Les anti-mariage gay veulent continuer à mobiliser après le succès de la manifestation d’hier.

Oui… tout se passe comme si cette population (qui n’a pas l’habitude de manifester) se laissait griser par le plaisir de la masse. C’est une population qui se pensait minoritaire dans le pays (qui l’est, en réalité) mais qui vit des moments d’euphorie sans aucun encadrement politique ou syndical professionnel. Ce mouvement emprunte beaucoup, dans la forme, à toutes les nouvelles organisations citoyennes qui entendent se passer des structures classiques du militantisme. Organisations que l’on retrouve depuis longtemps, par exemple, dans les combats pour l’environnement. La droite voit apparaître ses alternatifs ! En se retrouvant en nombre sur le pavé, cette population se débarrasse de l’image qu’elle avait d’elle même, représentante d’un vieux monde.
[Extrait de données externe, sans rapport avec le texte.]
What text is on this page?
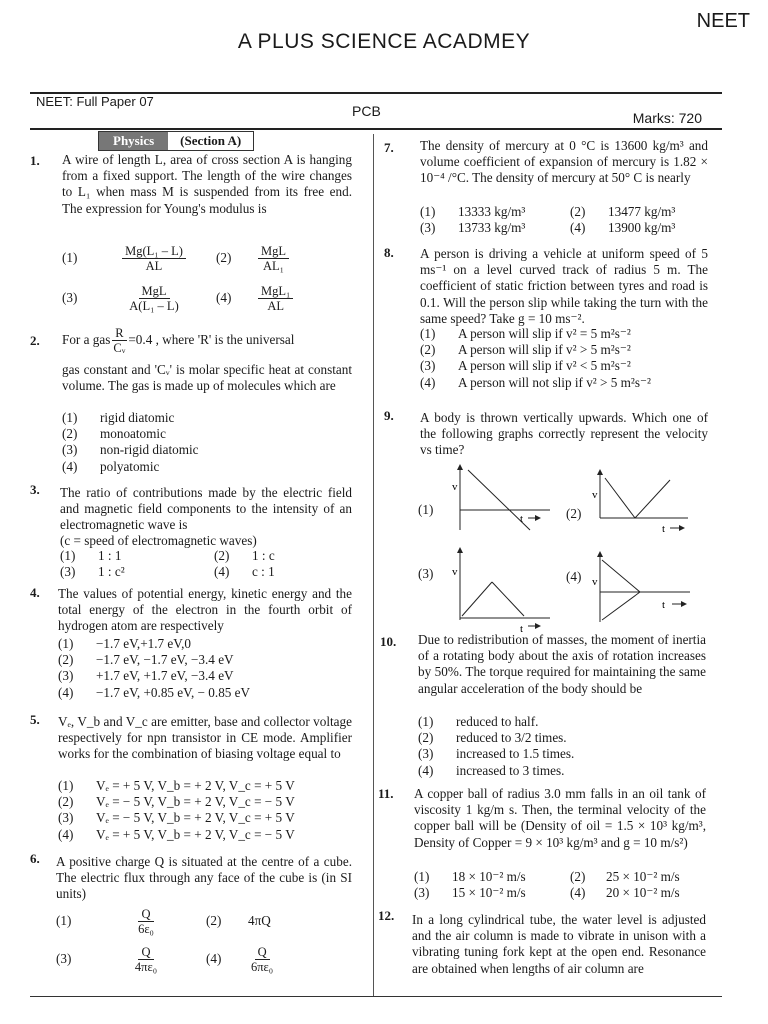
NEET
A PLUS SCIENCE ACADMEY
NEET: Full Paper 07
PCB	Marks: 720
Physics	(Section A)
1. A wire of length L, area of cross section A is hanging from a fixed support. The length of the wire changes to L₁ when mass M is suspended from its free end. The expression for Young's modulus is
(1)	$\frac{\text{Mg(L₁ – L)}}{AL} (2)$	$\frac{\text{MgL}}{\text{AL₁}}$
(3)	$\frac{\text{MgL}}{\text{A(L₁ – L)}} (4)$	$\frac{\text{MgL₁}}{AL}$
2. For a gas $\frac{R}{\text{Cᵥ}} =0.4$ , where 'R' is the universal
gas constant and 'Cᵥ' is molar specific heat at constant volume. The gas is made up of molecules which are
(1)	rigid diatomic
(2)	monoatomic
(3)	non-rigid diatomic
(4)	polyatomic
3. The ratio of contributions made by the electric field and magnetic field components to the intensity of an electromagnetic wave is
(c = speed of electromagnetic waves)
(1)	1 : 1	(2)	1 : c
(3)	1 : c²	(4)	c : 1
4. The values of potential energy, kinetic energy and the total energy of the electron in the fourth orbit of hydrogen atom are respectively
(1)	−1.7 eV,+1.7 eV,0
(2)	−1.7 eV, −1.7 eV, −3.4 eV
(3)	+1.7 eV, +1.7 eV, −3.4 eV
(4)	−1.7 eV, +0.85 eV, − 0.85 eV
5. Vₑ, V_b and V_c are emitter, base and collector voltage respectively for npn transistor in CE mode. Amplifier works for the combination of biasing voltage equal to
(1)	Vₑ = + 5 V, V_b = + 2 V, V_c = + 5 V
(2)	Vₑ = − 5 V, V_b = + 2 V, V_c = − 5 V
(3)	Vₑ = − 5 V, V_b = + 2 V, V_c = + 5 V
(4)	Vₑ = + 5 V, V_b = + 2 V, V_c = − 5 V
6. A positive charge Q is situated at the centre of a cube. The electric flux through any face of the cube is (in SI units)
(1)	$\frac{Q}{\text{6ε₀}} (2)$	4πQ
(3)	$\frac{Q}{\text{4πε₀}} (4)$	$\frac{Q}{\text{6πε₀}}$
7. The density of mercury at 0 °C is 13600 kg/m³ and volume coefficient of expansion of mercury is 1.82 × 10⁻⁴ /°C. The density of mercury at 50° C is nearly
(1)	13333 kg/m³	(2)	13477 kg/m³
(3)	13733 kg/m³	(4)	13900 kg/m³
8. A person is driving a vehicle at uniform speed of 5 ms⁻¹ on a level curved track of radius 5 m. The coefficient of static friction between tyres and road is 0.1. Will the person slip while taking the turn with the same speed? Take g = 10 ms⁻².
(1)	A person will slip if v² = 5 m²s⁻²
(2)	A person will slip if v² > 5 m²s⁻²
(3)	A person will slip if v² < 5 m²s⁻²
(4)	A person will not slip if v² > 5 m²s⁻²
9. A body is thrown vertically upwards. Which one of the following graphs correctly represent the velocity vs time?
(1)	(2)
(3)	(4)
v
t
v
t
v
t
v
t
10. Due to redistribution of masses, the moment of inertia of a rotating body about the axis of rotation increases by 50%. The torque required for maintaining the same angular acceleration of the body should be
(1)	reduced to half.
(2)	reduced to 3/2 times.
(3)	increased to 1.5 times.
(4)	increased to 3 times.
11. A copper ball of radius 3.0 mm falls in an oil tank of viscosity 1 kg/m s. Then, the terminal velocity of the copper ball will be (Density of oil = 1.5 × 10³ kg/m³, Density of Copper = 9 × 10³ kg/m³ and g = 10 m/s²)
(1)	18 × 10⁻² m/s	(2)	25 × 10⁻² m/s
(3)	15 × 10⁻² m/s	(4)	20 × 10⁻² m/s
12. In a long cylindrical tube, the water level is adjusted and the air column is made to vibrate in unison with a vibrating tuning fork kept at the open end. Resonance are obtained when lengths of air column are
Elle passe du conservateur au réactionnaire : elle ne conserve, plus elle réagit ! Ce peuple des quartiers ouest s’encanaille et se trouve une forme d’expression moderne qui lui donne l’illusion d’être encore dans le coup. Comme le curé des années 70 découvrait avec excitation qu’il pouvait chanter son message avec une guitare électrique. Il a cru être en phase avec la société naissante mais en fait ça n’a pas empêché les églises de se vider.

C’est assez rare de mobiliser autant après le vote d’une loi.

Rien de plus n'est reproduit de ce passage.